NEW YORK: A Nike campaign that repositioned its back-to-school approach and created a new opportunity in the marketplace has won the Grand Ogilvy at the 2017 ARF David Ogilvy Awards.

At the annual awards, which took place at a ceremony in New York last night, a total of eight Golds, eight Silvers and seven Bronzes were presented across eight categories, in addition to the Grand Ogilvy winner.

Warc subscribers can read the winning papers here.

Nike's Take on TJ campaign, which also won a Gold in the Social Media category, created a digital persona who would challenge and motivate teen athletes during the summer months when their attention was usually elsewhere – on vacations, parties, friends and summer jobs.

A combination of influencers and a hero video introduced the TJ character who was later unveiled in a takeover of a New York City street.

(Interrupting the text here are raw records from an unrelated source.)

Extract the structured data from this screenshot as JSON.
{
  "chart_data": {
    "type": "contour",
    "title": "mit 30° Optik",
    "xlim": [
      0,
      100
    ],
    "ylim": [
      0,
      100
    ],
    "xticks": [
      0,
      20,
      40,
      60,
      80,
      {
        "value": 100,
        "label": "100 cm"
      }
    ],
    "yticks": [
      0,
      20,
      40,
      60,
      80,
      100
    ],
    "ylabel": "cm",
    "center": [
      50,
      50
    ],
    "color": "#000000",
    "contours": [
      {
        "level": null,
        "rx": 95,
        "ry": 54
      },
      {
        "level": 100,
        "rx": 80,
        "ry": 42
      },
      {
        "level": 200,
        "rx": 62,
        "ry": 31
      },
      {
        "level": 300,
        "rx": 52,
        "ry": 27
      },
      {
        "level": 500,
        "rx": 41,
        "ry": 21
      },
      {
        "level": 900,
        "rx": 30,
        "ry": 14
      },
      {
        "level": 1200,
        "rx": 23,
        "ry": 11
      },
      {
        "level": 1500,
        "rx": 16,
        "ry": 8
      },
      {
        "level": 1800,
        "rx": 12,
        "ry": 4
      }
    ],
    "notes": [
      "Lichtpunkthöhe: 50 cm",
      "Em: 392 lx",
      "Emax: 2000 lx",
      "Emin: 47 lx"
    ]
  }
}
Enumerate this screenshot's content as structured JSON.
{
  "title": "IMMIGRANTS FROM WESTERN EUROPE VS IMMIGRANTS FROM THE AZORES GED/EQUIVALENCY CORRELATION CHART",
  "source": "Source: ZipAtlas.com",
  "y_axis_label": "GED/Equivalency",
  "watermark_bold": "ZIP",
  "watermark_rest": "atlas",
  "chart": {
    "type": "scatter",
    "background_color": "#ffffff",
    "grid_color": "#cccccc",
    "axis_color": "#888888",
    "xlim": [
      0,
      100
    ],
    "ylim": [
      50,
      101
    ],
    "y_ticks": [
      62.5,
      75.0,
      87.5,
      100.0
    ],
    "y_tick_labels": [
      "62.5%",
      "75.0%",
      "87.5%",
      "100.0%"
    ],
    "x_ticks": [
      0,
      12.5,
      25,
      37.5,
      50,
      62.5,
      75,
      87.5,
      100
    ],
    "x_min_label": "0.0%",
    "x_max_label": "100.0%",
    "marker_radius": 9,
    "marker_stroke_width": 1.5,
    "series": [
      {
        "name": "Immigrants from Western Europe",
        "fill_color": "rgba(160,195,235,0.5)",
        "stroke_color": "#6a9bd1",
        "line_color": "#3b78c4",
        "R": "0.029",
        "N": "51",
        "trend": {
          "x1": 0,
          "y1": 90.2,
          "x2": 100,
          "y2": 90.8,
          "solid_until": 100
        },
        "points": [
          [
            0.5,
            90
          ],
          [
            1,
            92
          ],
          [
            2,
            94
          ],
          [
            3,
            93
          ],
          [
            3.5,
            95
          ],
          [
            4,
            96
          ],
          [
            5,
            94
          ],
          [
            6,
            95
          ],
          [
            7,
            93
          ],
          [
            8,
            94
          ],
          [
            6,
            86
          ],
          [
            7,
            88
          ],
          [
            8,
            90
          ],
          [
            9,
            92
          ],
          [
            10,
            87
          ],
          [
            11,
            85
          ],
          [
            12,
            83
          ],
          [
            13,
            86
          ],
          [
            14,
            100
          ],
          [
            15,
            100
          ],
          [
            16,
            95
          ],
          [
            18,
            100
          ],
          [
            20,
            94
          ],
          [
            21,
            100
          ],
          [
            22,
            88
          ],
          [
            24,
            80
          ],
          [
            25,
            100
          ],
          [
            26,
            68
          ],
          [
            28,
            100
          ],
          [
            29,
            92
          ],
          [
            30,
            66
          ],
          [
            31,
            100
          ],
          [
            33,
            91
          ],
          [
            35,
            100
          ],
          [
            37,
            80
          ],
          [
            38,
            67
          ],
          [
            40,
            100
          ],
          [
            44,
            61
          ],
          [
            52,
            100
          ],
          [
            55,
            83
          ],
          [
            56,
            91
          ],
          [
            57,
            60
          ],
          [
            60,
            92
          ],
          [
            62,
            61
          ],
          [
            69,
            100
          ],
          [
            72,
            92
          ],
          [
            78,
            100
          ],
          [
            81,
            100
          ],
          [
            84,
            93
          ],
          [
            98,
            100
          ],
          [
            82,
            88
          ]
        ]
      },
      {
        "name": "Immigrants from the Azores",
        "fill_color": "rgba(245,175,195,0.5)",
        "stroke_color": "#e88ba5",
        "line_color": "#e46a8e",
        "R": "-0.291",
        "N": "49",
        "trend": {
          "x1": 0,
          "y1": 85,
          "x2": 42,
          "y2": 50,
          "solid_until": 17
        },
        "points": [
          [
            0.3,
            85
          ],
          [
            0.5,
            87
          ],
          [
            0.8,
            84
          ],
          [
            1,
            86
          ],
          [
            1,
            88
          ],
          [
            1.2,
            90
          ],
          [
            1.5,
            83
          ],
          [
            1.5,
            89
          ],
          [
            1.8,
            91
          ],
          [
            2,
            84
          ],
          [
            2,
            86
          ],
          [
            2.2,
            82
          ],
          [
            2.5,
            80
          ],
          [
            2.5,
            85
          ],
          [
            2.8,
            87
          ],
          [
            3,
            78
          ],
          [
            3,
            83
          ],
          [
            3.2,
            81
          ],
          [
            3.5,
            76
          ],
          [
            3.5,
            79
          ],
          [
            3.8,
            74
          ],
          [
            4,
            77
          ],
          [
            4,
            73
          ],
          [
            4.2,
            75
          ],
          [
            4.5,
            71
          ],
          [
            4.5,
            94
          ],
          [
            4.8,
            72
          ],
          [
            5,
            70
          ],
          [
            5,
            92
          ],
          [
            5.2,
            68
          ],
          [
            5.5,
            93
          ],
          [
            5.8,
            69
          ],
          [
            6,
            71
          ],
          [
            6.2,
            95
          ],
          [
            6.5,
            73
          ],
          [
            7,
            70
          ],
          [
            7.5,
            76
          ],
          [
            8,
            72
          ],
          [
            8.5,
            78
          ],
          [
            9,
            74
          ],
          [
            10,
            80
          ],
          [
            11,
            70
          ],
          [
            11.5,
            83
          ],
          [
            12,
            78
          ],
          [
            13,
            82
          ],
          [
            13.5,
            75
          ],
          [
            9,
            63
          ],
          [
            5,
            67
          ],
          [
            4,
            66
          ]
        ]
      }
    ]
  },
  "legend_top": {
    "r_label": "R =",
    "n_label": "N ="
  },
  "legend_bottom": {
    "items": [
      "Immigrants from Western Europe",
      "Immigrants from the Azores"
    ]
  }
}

The campaign generated 1.5m visits to Nike.com in its first month and helped transform Nike's existing Gear Up Day – where several sports categories come together to encourage teen athletes to buy the gear they'll need for the upcoming athletic season – into a digital holiday.

In the Big Data category, the work of Cambridge Analytica in identifying and influencing as many as one million voters in key battleground states for Donald Trump's presidential election campaign was honoured.

The Gold in the New Audiences category, meanwhile, went to Coors Light for its Climb On campaign that looked to dispense with old-fashioned, sexist advertising and to "invite women back into the world of beer".

From beer to sausages, the Cross-Platform category Gold was taken by Wisconsin-based Johnsonville Sausage for a campaign that used website, print ads and a partnership with a well-known chef to leverage its small town background and its authenticity to win over Canadian sausage lovers.

In the Mobile category, OTC pain-killer Advil drove the largest incremental sales volume in over five years with an omnichannel campaign, launched during the Super Bowl, that showed the product was so effective that the pain became a Distant Memory.

Garnet Hill, the women-oriented retailer, picked up the Gold in the Reinventing Traditional Media category with a mobile studio that combined medium and message to deliver an experience backing its Beautiful, Naturally positioning.

Gold in the Impact on the World Category went to health insurer Cigna for a campaign that used the fictional TV Doctors of America to both promote its offering and encourage preventative care. And mobile operators Turkcell took Gold in the Transformation category with an app to track diabetes.